Wood Heat Stoves:  In theory you are very correct. In practice, we have not found that to be true at all. Our present chimney is horizontal through the wall and this is the second one we've had plus I've known a few others who have done this. I also recall one day I saw a fellow putting in a new one and I could hardly believe all the horizontal run he had before going up. I later found out he also had no problems with it. 

For sure if one does not have good dry wood he may very well have some big problems; even more so than if it were all vertical. The key, like all wood burning is in the fuel.


----------



## Wood Heat Stoves (Mar 27, 2011)

You're right about the key being dry wood and good, hot fires on a regular basis, as well as avoiding long, low burns. Tee systems with a run of horizontal pipe, while not as good as a straight up chimney system, work fine. My point was to avoid long horizontal runs, longer than you would normally do when going through a typical 2x4 or 2x6 wall and then up.


----------



## ewest (Mar 27, 2011)

Thank you all for your advice. It seems as though I can do it either way, and not notch out my soffit (which I would like to avoid). The horizontal run would be not more than 40 inches from the very start at  the inside elbow coming off the vertical pipe on the stove to the vertical TEE outside. Is 40 inches considered a long horizontal run? I am obviously a novice at this, so would appreciate specific advice.


----------



## Backwoods Savage (Mar 27, 2011)

Wood Heat Stoves said:
			
		

> You're right about the key being dry wood and good, hot fires on a regular basis, as well as avoiding long, low burns. Tee systems with a run of horizontal pipe, while not as good as a straight up chimney system, work fine. My point was to avoid long horizontal runs, longer than you would normally do when going through a typical 2x4 or 2x6 wall and then up.



That is what I thought you were trying to do and I do appreciate it, and you are also correct.


----------



## Wood Heat Stoves (Mar 27, 2011)

I would consider that a long horizontal run, but OK with the proper rise and a tall chimney system. You are going to have to take the pipe apart to clean it out often.


----------



## leeave96 (Mar 27, 2011)

I would notch out the soffit.  Presumably you are going to frame-in/finish the exterior vs having the SS chimney?

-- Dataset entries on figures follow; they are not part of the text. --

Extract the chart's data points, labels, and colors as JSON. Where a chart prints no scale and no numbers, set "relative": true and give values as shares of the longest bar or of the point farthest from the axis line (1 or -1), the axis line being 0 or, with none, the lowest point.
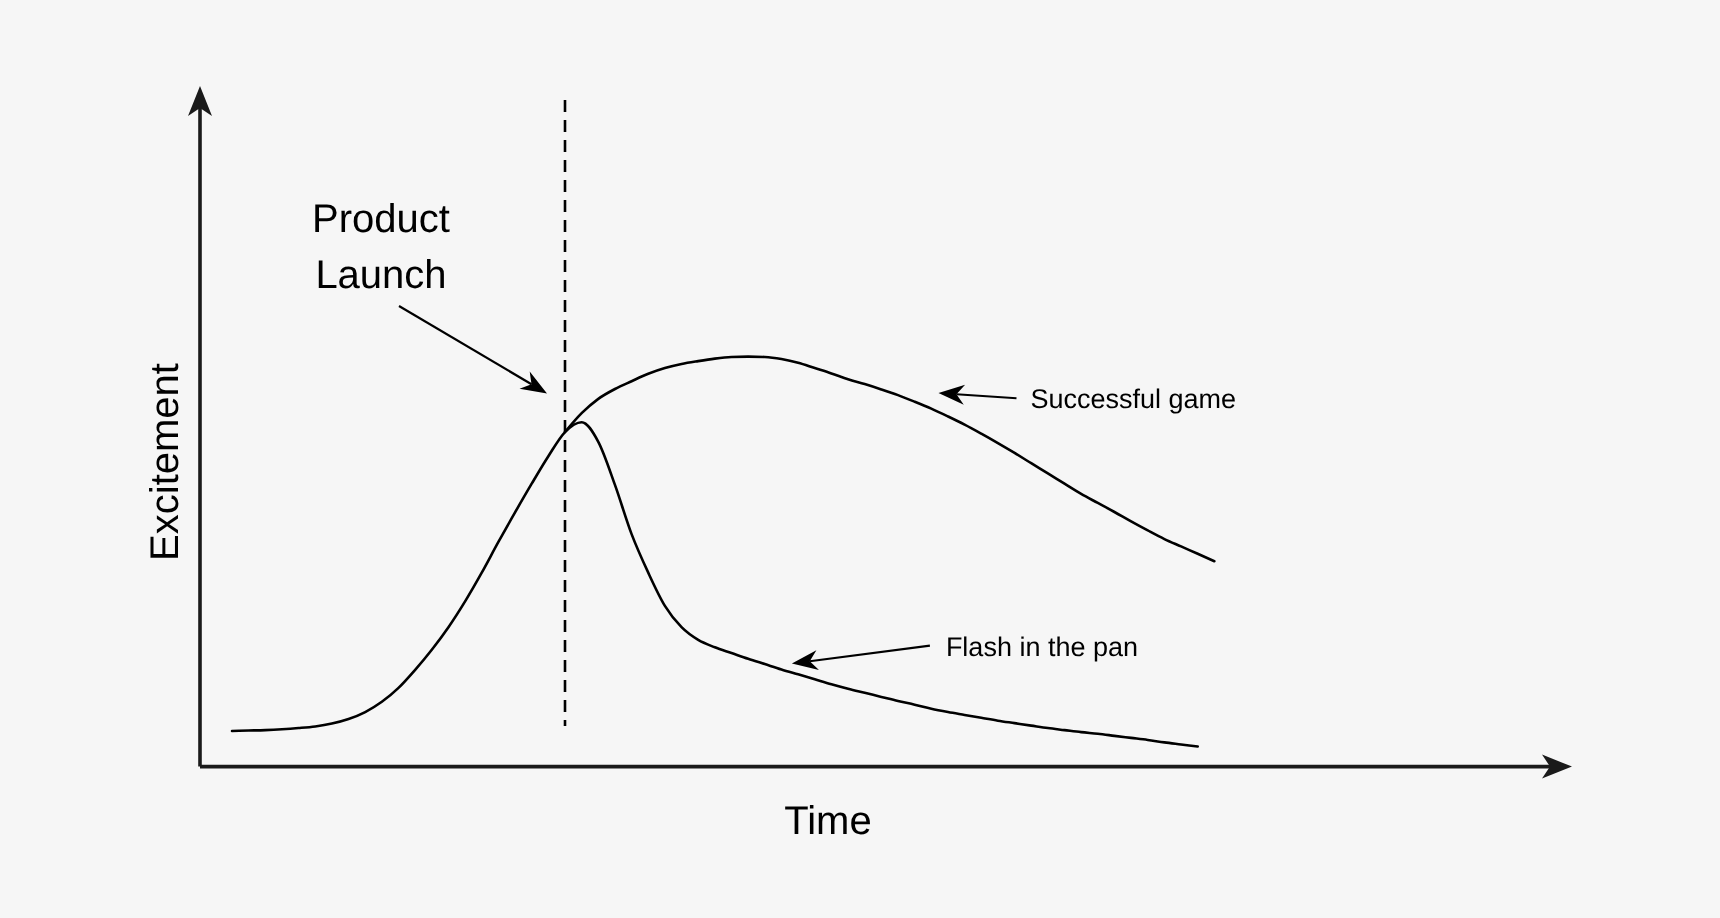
{
  "chart_data": {
    "type": "line",
    "relative": true,
    "xlabel": "Time",
    "ylabel": "Excitement",
    "annotations": [
      "Product Launch"
    ],
    "legend": "right",
    "categories": [
      null,
      null,
      null,
      null,
      null,
      null,
      null,
      null,
      null,
      null,
      null,
      null,
      null,
      null,
      null,
      null,
      null,
      null,
      null,
      null,
      null,
      null,
      null,
      null,
      null,
      null,
      null,
      null,
      null,
      null,
      null,
      null,
      null,
      null,
      null,
      null,
      null,
      null,
      null,
      null,
      null,
      null,
      null,
      null,
      null,
      null,
      null,
      null,
      null,
      null,
      null,
      null,
      null,
      null,
      null,
      null,
      null,
      null,
      null,
      null
    ],
    "series": [
      {
        "name": "Successful game",
        "color": "#000000",
        "values": [
          null,
          null,
          null,
          null,
          null,
          null,
          null,
          null,
          null,
          null,
          null,
          null,
          null,
          null,
          null,
          null,
          null,
          null,
          null,
          null,
          0.816,
          0.862,
          0.897,
          0.921,
          0.94,
          0.958,
          0.972,
          0.982,
          0.989,
          0.995,
          0.999,
          1.0,
          0.999,
          0.994,
          0.985,
          0.972,
          0.959,
          0.945,
          0.933,
          0.92,
          0.906,
          0.89,
          0.873,
          0.854,
          0.834,
          0.812,
          0.789,
          0.765,
          0.74,
          0.715,
          0.69,
          0.665,
          0.643,
          0.621,
          0.598,
          0.576,
          0.555,
          0.537,
          0.519,
          0.501
        ]
      },
      {
        "name": "Flash in the pan",
        "color": "#000000",
        "values": [
          0.087,
          0.088,
          0.089,
          0.091,
          0.094,
          0.098,
          0.105,
          0.116,
          0.133,
          0.158,
          0.192,
          0.236,
          0.285,
          0.34,
          0.403,
          0.473,
          0.548,
          0.62,
          0.69,
          0.757,
          0.816,
          0.84,
          0.792,
          0.687,
          0.567,
          0.473,
          0.392,
          0.34,
          0.309,
          0.291,
          0.277,
          0.263,
          0.25,
          0.237,
          0.225,
          0.213,
          0.201,
          0.19,
          0.18,
          0.17,
          0.16,
          0.151,
          0.141,
          0.133,
          0.126,
          0.119,
          0.112,
          0.106,
          0.1,
          0.094,
          0.089,
          0.084,
          0.08,
          0.075,
          0.07,
          0.065,
          0.059,
          0.054,
          0.049,
          null
        ]
      }
    ]
  }
}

The reason I say notch out is that you have a straigh run when it comes time to clean the chinmey.
I am facing the same problem with my new addition.

Good luck,
Bill


----------



## aanderoy (Sep 8, 2011)

I am appreciating the advice in this posting !  I am doing a similar supervent thru-wall new install.  I have vinyl siding on the outside of the house. Do i screw the exterior wall support (for the t) thru the vinyl or should i remove the siding ?  Another option might be to pur verticle 2x4s across top of siding and screw that to the house framing, then screw the wall support to 2x4s ?  Any thoughts ?


----------